Frame is on schedule to complete the prototype for its first
flagship product, “Riverside”, which is a 269 square foot tiny home
complete with a murphy bed, full kitchen, bath and loft, by the end
of 2023. Frame intends to stand out in the marketplace through
elegant minimalist design and sustainable, socially-responsible
practices through material sourcing and production efficiency. The
company intends to sell to two primary customers segments: (a)
direct to consumers (home owners) and (b) land bankers and property
developers, offering a turnkey solution. No shareholder of Frame
currently holds more than 7% of the issued and outstanding Frame
shares.
The Transaction
The LOI contemplates that the Transaction will
be structured as a three-cornered amalgamation (the
“Amalgamation”), with Frame amalgamating with a newly incorporated,
wholly-owned subsidiary of Keon (“Subco”) under the Business
Corporations Act (British Columbia) and becoming a wholly-owned
subsidiary of Keon. Shareholders of Frame will receive one common
share in the capital of Keon in exchange for each outstanding
common share of Frame held by them, with Keon expected to issue an
aggregate of approximately 40,000,000 Keon shares to the Frame
shareholders under the Transaction. Keon will not make any loans or
advances to Frame in connection with the Transaction.
In connection with the Transaction, Keon is
expected to conduct a 2.8:1 share consolidation of issued and
outstanding Keon common shares (the “Keon Share Consolidation”),
and any shares issued to Frame shareholders under the Transaction
will be on a post-consolidation basis. In addition, prior to
closing the Transaction Frame is expected to complete an equity
financing having gross proceeds of no less than $2,000,000 through
the issuance of Frame common shares to participating investors at a
price of $0.20 per share (the “Frame Private Placement”). The exact
number of Keon shares to be issued to Frame shareholders under the
Transaction will depend on the size of the Frame Private Placement.
Keon intends to issue additional Keon shares to an arm’s length
third party finder, such number of shares to be the maximum
allowable under Exchange policies and to be determined based on the
number of Keon shares issued to Frame shareholders under the
Transaction.
Closing of the Transaction will be subject to a
number of conditions, including completion of the Keon Share
Consolidation, completion of the Frame Private Placement, approval
of the Exchange, and approval of the amalgamation by the Frame
shareholders.
The Transaction is not a “related party
transaction” as such term is defined by Multilateral Instrument
61-101 – Protection of Minority Security Holders in Special
Transactions and is not subject to Policy 5.9 of the Exchange. As a
result, no meeting of the shareholders of Keon is required pursuant
to Policy 5.2 of the Exchange or applicable securities laws.
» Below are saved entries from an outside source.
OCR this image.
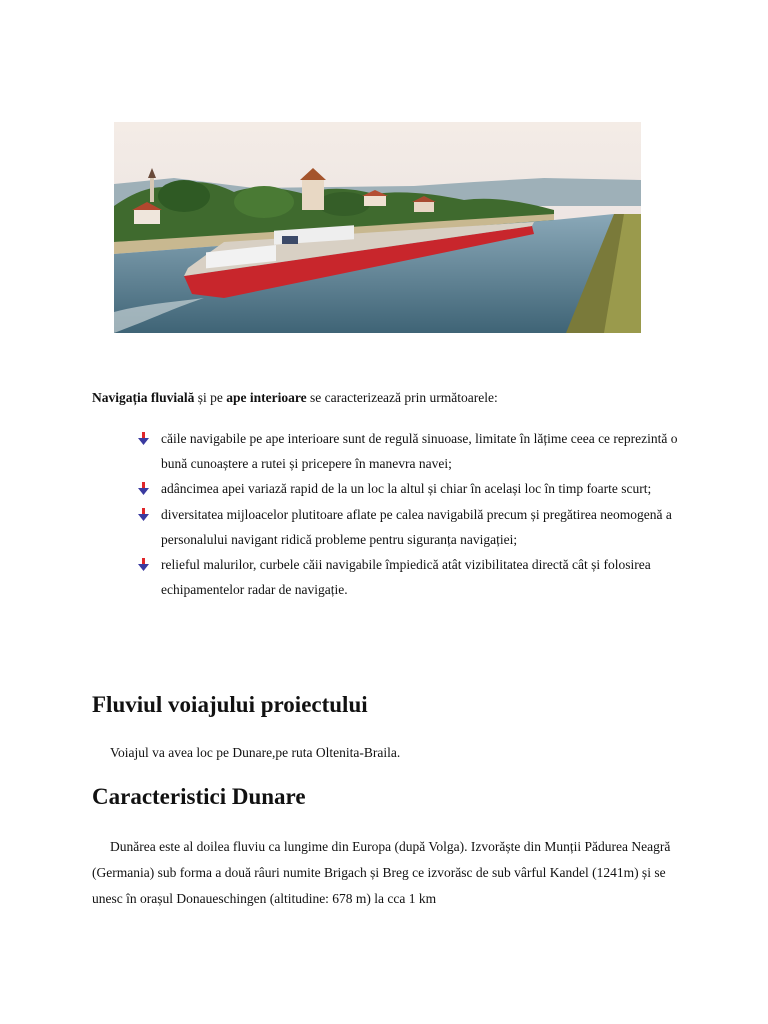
Navigația fluvială și pe ape interioare se caracterizează prin următoarele:
căile navigabile pe ape interioare sunt de regulă sinuoase, limitate în lățime ceea ce reprezintă o bună cunoaștere a rutei și pricepere în manevra navei;
adâncimea apei variază rapid de la un loc la altul și chiar în același loc în timp foarte scurt;
diversitatea mijloacelor plutitoare aflate pe calea navigabilă precum și pregătirea neomogenă a personalului navigant ridică probleme pentru siguranța navigației;
relieful malurilor, curbele căii navigabile împiedică atât vizibilitatea directă cât și folosirea echipamentelor radar de navigație.
Fluviul voiajului proiectului
Voiajul va avea loc pe Dunare,pe ruta Oltenita-Braila.
Caracteristici Dunare
Dunărea este al doilea fluviu ca lungime din Europa (după Volga). Izvorăște din Munții Pădurea Neagră (Germania) sub forma a două râuri numite Brigach și Breg ce izvorăsc de sub vârful Kandel (1241m) și se unesc în orașul Donaueschingen (altitudine: 678 m) la cca 1 km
Sponsorship of the Transaction may be required
by the Exchange unless a waiver is granted by the Exchange. Keon
intends to apply for a waiver of sponsorship; however, there can be
no guarantee that a waiver will be granted.
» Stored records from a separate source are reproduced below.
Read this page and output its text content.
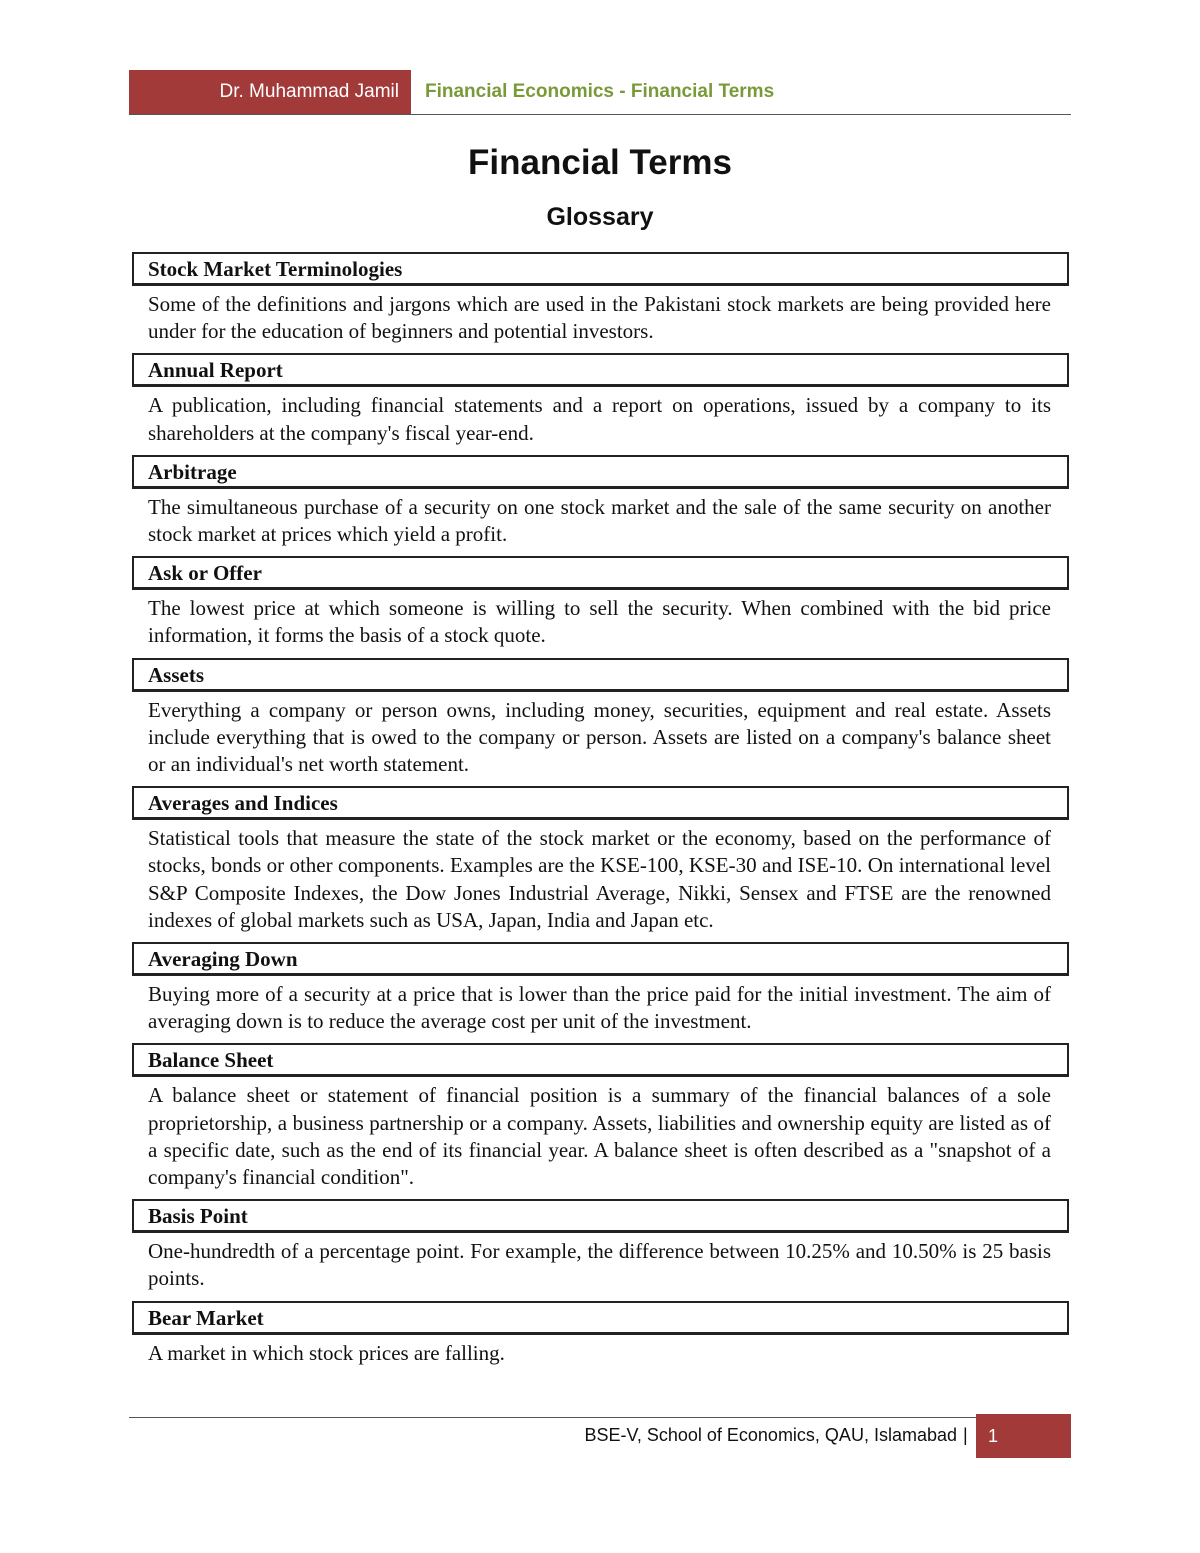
Dr. Muhammad Jamil	Financial Economics - Financial Terms
Financial Terms
Glossary
Stock Market Terminologies
Some of the definitions and jargons which are used in the Pakistani stock markets are being provided here under for the education of beginners and potential investors.
Annual Report
A publication, including financial statements and a report on operations, issued by a company to its shareholders at the company's fiscal year-end.
Arbitrage
The simultaneous purchase of a security on one stock market and the sale of the same security on another stock market at prices which yield a profit.
Ask or Offer
The lowest price at which someone is willing to sell the security. When combined with the bid price information, it forms the basis of a stock quote.
Assets
Everything a company or person owns, including money, securities, equipment and real estate. Assets include everything that is owed to the company or person. Assets are listed on a company's balance sheet or an individual's net worth statement.
Averages and Indices
Statistical tools that measure the state of the stock market or the economy, based on the performance of stocks, bonds or other components. Examples are the KSE-100, KSE-30 and ISE-10. On international level S&P Composite Indexes, the Dow Jones Industrial Average, Nikki, Sensex and FTSE are the renowned indexes of global markets such as USA, Japan, India and Japan etc.
Averaging Down
Buying more of a security at a price that is lower than the price paid for the initial investment. The aim of averaging down is to reduce the average cost per unit of the investment.
Balance Sheet
A balance sheet or statement of financial position is a summary of the financial balances of a sole proprietorship, a business partnership or a company. Assets, liabilities and ownership equity are listed as of a specific date, such as the end of its financial year. A balance sheet is often described as a "snapshot of a company's financial condition".
Basis Point
One-hundredth of a percentage point. For example, the difference between 10.25% and 10.50% is 25 basis points.
Bear Market
A market in which stock prices are falling.
BSE-V, School of Economics, QAU, Islamabad |	1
On behalf of the Board of Directors
“Nader Vatanchi”
Chief Executive OfficerTel: 778.881.4631Email:
nadervatanchi@hotmail.com
###
Completion of the Transaction is subject to a
number of conditions, including but not limited to, Exchange
acceptance and if applicable, disinterested shareholder approval.
Where applicable, the Transaction cannot close until the required
shareholder approval is obtained. There can be no assurance that
the Transaction will be completed as proposed or at all.
Investors are cautioned that, except as
disclosed in the management information circular or filing
statement to be prepared in connection with the Transaction, any
information released or received with respect to the transaction
may not be accurate or complete and should not be relied upon.
Trading in the securities of Keon should be considered highly
speculative.
The TSX Venture Exchange Inc. has in no way
passed upon the merits of the proposed transaction and has neither
approved nor disapproved the contents of this news release.
Neither TSX Venture Exchange nor its
Regulation Services Provider (as that term is defined in the
policies of the TSX Venture Exchange) accepts responsibility for
the adequacy or accuracy of this release.